In the 16th century, the Spanish conquistador Hernán Cortés brought tomato seeds back to Spain. As legends go, the toxicity attributed to tomatoes was due to their acidity leaching lead from the pewter plates and utensils used by the wealthy, ultimately leading to poisoning and death. Deemed deadly, they were used as ornaments.
The tomatoes we know and love today are not the same tomatoes from that time. When tomatoes reached Italy, they were named “pomo d’oro” meaning “golden apple” (“pomo” means “apple” and “d’oro” means “of gold” in Italian) because they were round and yellow. Today, we simply refer to them as pomodori (plural) or pomodoro (singular). Thanks to the know-how of our farmers, the fertility of our soils, and some luck in Darwin’s theory of Natural Selection, over the course of 300 years, tomatoes turned into the bright, red, and long fruit we love today.

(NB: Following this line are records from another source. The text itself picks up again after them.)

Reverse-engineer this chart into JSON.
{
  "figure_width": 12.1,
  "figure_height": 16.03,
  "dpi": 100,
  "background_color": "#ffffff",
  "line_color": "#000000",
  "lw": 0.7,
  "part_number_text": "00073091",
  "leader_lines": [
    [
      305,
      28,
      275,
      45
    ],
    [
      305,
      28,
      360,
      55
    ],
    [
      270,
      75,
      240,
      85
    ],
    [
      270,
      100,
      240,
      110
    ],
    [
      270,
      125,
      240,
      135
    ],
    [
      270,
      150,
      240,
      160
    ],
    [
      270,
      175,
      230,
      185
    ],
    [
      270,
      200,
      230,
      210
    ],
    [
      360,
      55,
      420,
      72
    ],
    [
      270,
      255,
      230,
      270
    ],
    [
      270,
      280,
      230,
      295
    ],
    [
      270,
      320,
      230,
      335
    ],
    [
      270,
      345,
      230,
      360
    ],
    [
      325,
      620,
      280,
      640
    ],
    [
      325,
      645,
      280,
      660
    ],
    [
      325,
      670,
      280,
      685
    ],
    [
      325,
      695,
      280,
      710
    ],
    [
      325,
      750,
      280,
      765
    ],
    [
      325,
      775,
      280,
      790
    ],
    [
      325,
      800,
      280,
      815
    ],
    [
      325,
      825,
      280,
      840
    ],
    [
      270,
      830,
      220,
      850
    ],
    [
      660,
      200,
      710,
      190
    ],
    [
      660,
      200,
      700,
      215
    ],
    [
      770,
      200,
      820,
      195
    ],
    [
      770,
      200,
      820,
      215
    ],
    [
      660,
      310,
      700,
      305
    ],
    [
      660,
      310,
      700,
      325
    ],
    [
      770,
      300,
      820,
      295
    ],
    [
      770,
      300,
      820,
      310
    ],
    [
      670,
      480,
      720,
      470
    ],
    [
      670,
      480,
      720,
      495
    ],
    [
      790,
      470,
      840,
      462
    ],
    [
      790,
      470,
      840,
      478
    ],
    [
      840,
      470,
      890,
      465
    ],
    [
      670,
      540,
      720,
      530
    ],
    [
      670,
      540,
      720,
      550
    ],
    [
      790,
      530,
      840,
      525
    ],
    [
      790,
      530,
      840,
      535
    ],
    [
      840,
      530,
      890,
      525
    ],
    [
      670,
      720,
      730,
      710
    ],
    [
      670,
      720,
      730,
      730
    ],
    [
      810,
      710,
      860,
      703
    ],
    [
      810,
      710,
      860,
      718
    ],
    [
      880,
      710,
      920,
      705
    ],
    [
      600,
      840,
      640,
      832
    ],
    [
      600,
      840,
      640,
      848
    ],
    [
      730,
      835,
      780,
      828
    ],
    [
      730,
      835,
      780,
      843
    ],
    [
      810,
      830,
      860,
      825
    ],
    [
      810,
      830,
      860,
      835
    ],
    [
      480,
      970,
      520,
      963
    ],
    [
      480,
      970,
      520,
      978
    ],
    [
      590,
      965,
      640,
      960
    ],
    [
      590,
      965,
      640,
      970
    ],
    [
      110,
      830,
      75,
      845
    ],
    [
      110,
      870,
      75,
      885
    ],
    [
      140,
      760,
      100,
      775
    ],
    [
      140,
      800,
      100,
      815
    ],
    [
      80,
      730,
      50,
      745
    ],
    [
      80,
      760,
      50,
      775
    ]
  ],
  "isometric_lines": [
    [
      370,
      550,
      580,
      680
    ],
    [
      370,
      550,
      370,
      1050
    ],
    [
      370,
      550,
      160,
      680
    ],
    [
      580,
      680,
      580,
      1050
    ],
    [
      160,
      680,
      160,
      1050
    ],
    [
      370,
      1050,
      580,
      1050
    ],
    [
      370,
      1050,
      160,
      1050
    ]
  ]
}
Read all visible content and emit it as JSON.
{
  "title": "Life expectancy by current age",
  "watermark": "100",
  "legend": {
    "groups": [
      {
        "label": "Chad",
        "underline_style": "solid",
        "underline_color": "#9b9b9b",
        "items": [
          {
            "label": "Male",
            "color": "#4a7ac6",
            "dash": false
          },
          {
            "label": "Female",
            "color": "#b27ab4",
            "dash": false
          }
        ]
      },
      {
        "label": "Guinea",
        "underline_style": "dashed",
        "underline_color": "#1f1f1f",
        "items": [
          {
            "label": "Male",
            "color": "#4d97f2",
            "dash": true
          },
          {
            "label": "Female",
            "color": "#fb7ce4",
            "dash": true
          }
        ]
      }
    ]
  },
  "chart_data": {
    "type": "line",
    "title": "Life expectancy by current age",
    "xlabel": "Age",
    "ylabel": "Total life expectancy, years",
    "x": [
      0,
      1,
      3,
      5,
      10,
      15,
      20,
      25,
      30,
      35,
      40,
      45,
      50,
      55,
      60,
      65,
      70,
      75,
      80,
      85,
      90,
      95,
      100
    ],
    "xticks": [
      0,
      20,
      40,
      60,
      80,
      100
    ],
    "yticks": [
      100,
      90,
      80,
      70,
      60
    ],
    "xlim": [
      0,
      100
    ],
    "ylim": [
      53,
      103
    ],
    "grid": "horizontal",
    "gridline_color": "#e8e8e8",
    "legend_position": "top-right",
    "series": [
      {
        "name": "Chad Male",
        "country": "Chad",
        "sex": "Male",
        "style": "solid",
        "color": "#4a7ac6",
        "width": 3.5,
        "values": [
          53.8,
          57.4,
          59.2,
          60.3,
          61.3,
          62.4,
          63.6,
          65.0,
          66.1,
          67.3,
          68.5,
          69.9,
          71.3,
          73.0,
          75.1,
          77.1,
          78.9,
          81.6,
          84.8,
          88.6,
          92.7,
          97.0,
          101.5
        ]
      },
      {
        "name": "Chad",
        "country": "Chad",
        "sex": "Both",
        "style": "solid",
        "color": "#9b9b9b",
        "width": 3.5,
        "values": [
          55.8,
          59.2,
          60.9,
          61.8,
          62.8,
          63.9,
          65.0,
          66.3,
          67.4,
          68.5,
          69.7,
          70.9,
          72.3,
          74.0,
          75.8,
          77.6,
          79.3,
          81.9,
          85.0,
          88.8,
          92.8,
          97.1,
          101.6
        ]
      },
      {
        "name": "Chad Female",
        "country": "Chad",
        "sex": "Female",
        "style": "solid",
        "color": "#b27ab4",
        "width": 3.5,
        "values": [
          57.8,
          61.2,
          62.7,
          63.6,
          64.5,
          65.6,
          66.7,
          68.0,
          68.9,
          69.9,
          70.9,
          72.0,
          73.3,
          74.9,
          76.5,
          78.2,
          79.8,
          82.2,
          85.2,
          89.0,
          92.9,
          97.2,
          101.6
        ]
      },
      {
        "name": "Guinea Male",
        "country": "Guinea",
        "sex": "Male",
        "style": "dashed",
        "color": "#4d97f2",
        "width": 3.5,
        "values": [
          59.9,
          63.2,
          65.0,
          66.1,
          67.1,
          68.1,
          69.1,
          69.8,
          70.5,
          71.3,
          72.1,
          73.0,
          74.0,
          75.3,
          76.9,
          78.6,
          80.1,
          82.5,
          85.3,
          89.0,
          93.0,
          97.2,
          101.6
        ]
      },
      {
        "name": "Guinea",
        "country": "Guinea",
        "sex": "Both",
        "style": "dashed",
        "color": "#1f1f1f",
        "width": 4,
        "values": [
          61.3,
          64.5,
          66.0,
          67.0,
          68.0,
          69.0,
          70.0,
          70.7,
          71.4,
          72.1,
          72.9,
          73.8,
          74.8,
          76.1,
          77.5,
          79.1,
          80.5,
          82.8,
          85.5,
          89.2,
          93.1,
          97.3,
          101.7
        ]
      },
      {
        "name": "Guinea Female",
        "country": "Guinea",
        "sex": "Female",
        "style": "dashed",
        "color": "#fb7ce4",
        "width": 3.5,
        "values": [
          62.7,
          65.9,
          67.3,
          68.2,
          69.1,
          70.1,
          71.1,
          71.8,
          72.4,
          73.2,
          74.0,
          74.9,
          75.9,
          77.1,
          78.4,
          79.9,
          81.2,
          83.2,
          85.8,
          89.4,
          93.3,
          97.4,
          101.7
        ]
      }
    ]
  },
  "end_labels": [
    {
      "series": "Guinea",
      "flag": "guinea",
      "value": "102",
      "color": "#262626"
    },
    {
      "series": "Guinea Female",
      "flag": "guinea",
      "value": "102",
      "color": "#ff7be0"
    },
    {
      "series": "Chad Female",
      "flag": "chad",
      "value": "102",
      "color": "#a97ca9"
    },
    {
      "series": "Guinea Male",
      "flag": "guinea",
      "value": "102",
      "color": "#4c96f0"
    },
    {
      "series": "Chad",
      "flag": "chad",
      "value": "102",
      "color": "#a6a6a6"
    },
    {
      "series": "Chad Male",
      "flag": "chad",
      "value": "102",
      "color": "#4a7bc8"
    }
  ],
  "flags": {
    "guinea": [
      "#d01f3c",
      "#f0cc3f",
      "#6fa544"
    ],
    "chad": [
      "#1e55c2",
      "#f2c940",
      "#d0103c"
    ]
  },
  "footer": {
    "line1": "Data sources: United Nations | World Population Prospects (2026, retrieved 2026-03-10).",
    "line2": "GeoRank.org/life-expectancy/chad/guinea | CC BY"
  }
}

In the early 1900s, housewives discovered the possibilities of preserving tomatoes to bring summer to the table all year round through a carefully handcrafted method. It is from this method that the modern industrial preservation process was inspired. Francesco Cirio developed this modern process in the 1900s and indicated (and not surprisingly) on labels the wording “Pomodoro Napoli ” (“Neapolitan Tomato”). This indication emphasizes how the peeled tomato is closely linked to the preservation process that makes it famous all over the world and therefore to the Neapolitan territory where it originated.
It is precisely for this reason that in 2014, the founder of Ciao, Lino Cutolo, set up a committee to protect the Peeled Tomato and create an IGP classification (Protected Geographical Indication) by the European Union.
You may ask, “Why do you need a trademark to protect peeled tomatoes?” Well, the IGP is a recognition that strongly links a product to its territory. The link can be of two types:
- That between the organoleptic characteristics of a product and its geographical origin
- That between a transformation process and the culture of the territory of origin
The long tomato preservation process is strictly connected to Neapolitan culture, as we have seen for more than a century, precisely because of the link between the product and the Campania conservation method. Plus, tomatoes are intrinsically linked to pizza and maccheroni, both of which were born in Naples.
"Only by bringing the uniqueness of our know-how to the world,” concludes Lino Cutolo, founder of Ciao, “will we be able to give new breath to a market that is strongly at risk of decline, but which deserves all the laurels of the identity that only knows how to confer tradition!"